Our study employed a comprehensive search strategy and examined studies from different countries involving different types of diabetic patients. At least two reviewers performed quality assessment and data extraction independently following Cochrane methodology. Based on the QUADAS-2 tool, most studies possessed minimal risk of bias and little applicability concerns. In particular, all included studies blinded or masked the graders.

Although the protocol for this scoping review was published in BMJ Open, this protocol was not registered. Three studies [33,34,39] utilized two graders, thereby creating two separate 2×2 tables; to avoid double-counting, we averaged the TP, FP, TN, and FN values, and rounded those average values to the nearest whole number for analysis. For one study [39], we assumed none of the four excluded eyes had DME. Owing to the small number of studies and limited information available, we were not able to conduct a meta-regression analysis or assess for publication bias.

The large 95% CIs for most SROC curves indicate imprecision. Although only studies involving diabetic patients were included, most studies were conducted in tertiary health care settings: eye or diabetes clinics. These settings can afford tabletop or portable fundus cameras. Instead, smartphone ophthalmoscopy is more relevant for screening in primary settings or resource-constrained countries. All studies required mydriasis, despite the availability of nonmydriatic smartphone ophthalmoscopy attachments [17].

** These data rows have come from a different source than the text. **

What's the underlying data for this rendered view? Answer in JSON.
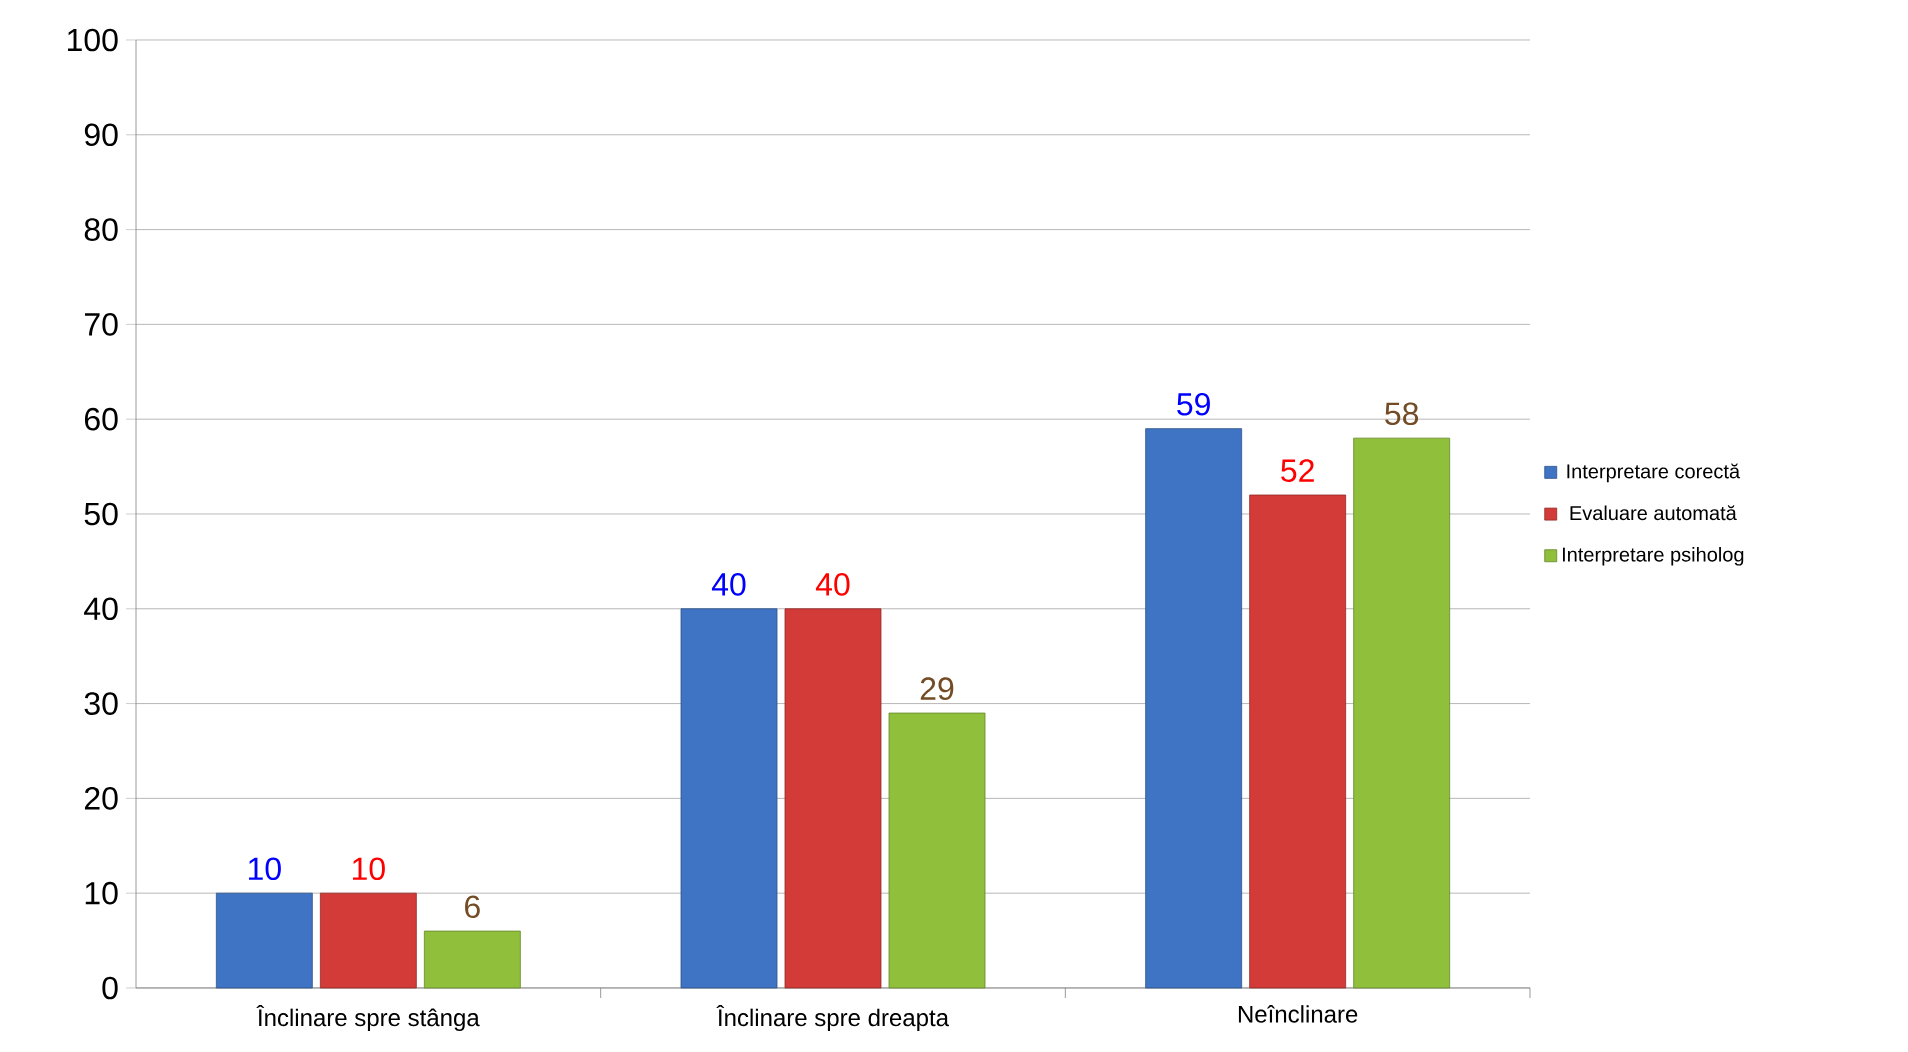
{
  "chart_data": {
    "type": "bar",
    "categories": [
      "Înclinare spre stânga",
      "Înclinare spre dreapta",
      "Neînclinare"
    ],
    "series": [
      {
        "name": "Interpretare corectă",
        "color": "#3f74c4",
        "values": [
          10,
          40,
          59
        ]
      },
      {
        "name": "Evaluare automată",
        "color": "#d23b38",
        "values": [
          10,
          40,
          52
        ]
      },
      {
        "name": "Interpretare psiholog",
        "color": "#8fbf3b",
        "values": [
          6,
          29,
          58
        ]
      }
    ],
    "ylim": [
      0,
      100
    ],
    "yticks": [
      0,
      10,
      20,
      30,
      40,
      50,
      60,
      70,
      80,
      90,
      100
    ],
    "grid": "y",
    "legend": "right",
    "data_labels": true
  }
}
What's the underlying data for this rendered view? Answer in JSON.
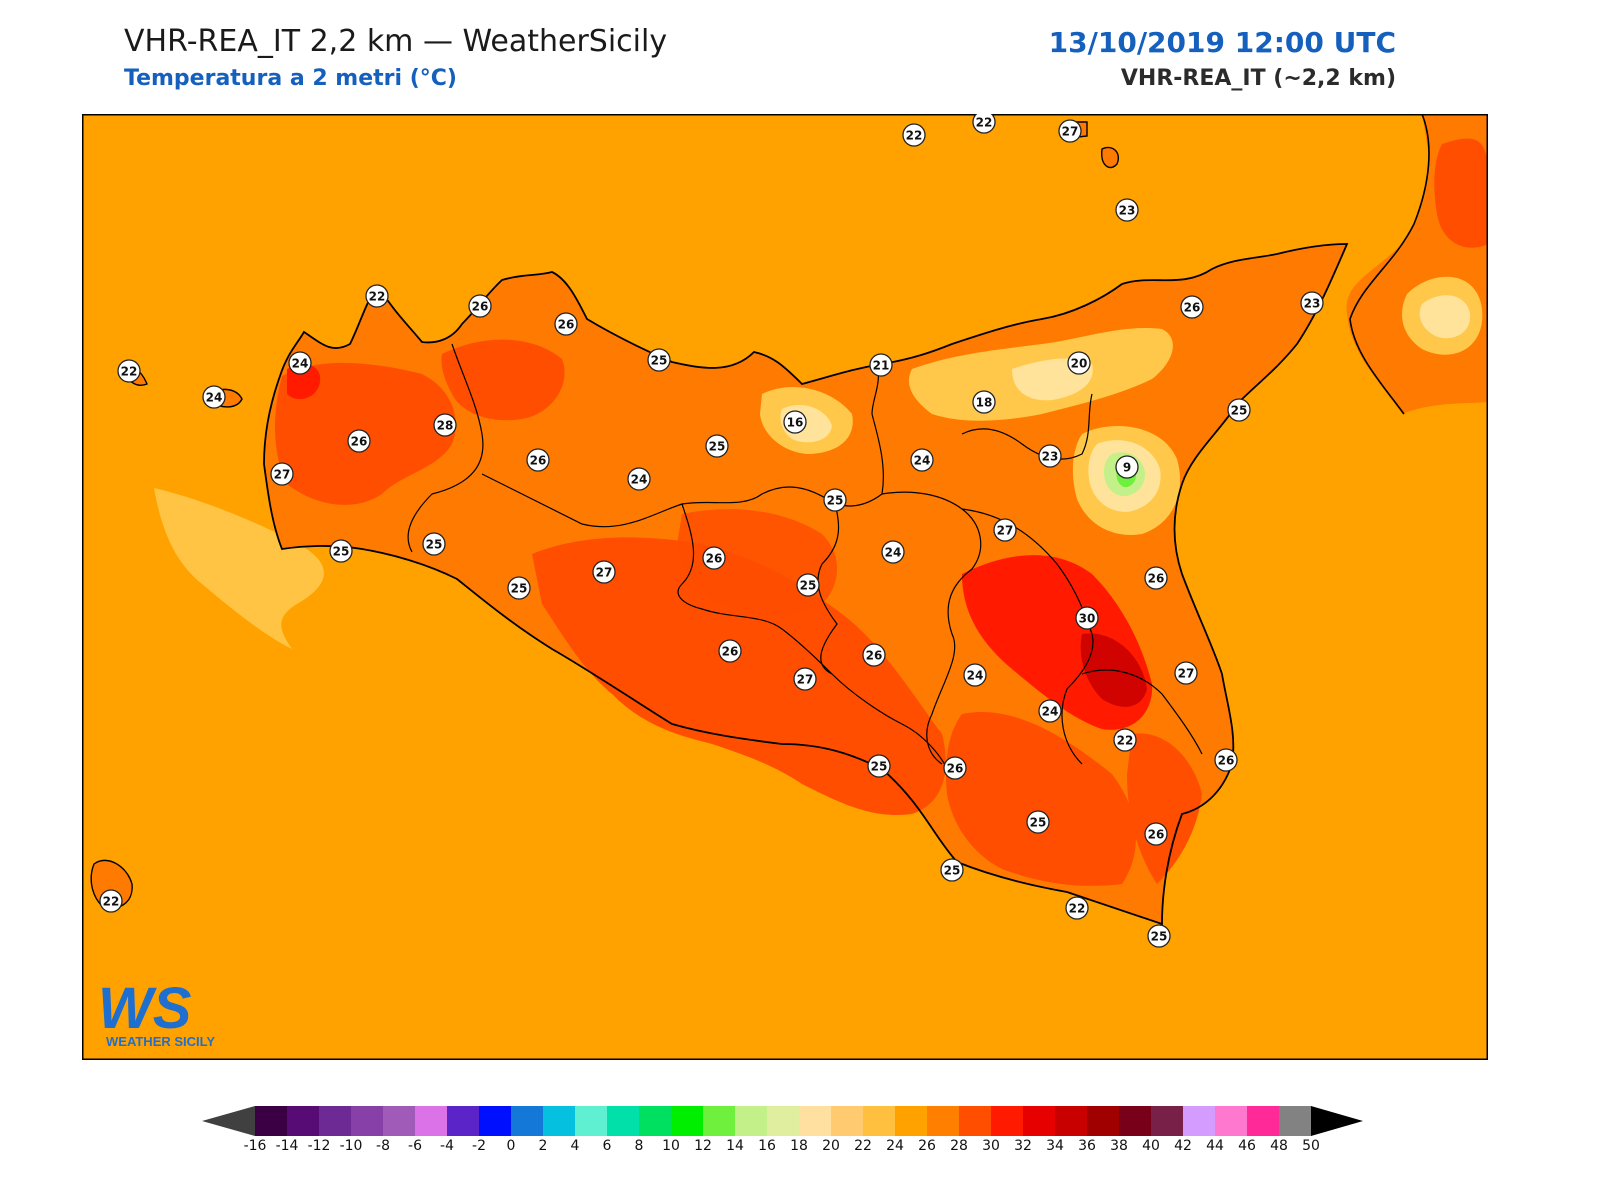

Future studies on smartphone ophthalmoscopy could utilize more consistent reference standards, such as the gold standard 7-field ETDRS stereoscopic color photographs, and standardize the DR classification criteria. Such standardization minimizes bias and heterogeneity between studies. In addition, ultrawide-field retinal imaging may detect DR features outside the 7-field ETDRS field of view, which may be of clinical significance [47]. More studies could focus on (1) indirect ophthalmoscopy or ultrawide-field retinal imaging; (2) nonmydriatic techniques; (3) AI; and (4) primary health care settings where the comorbidities and prevalence of DR in this demographic differs.

Smartphone ophthalmoscopy may have an important role in identifying DR in areas with limited access to expensive retinal imaging equipment and trained staff. Our findings show that smartphone ophthalmoscopy performs well in detecting DR. However, the included studies were scarce and heterogeneous and provided imprecise findings. Future studies should use more consistent reference standards and DR classification criteria, evaluate other available forms of smartphone ophthalmoscopy, and recruit participants from primary care settings.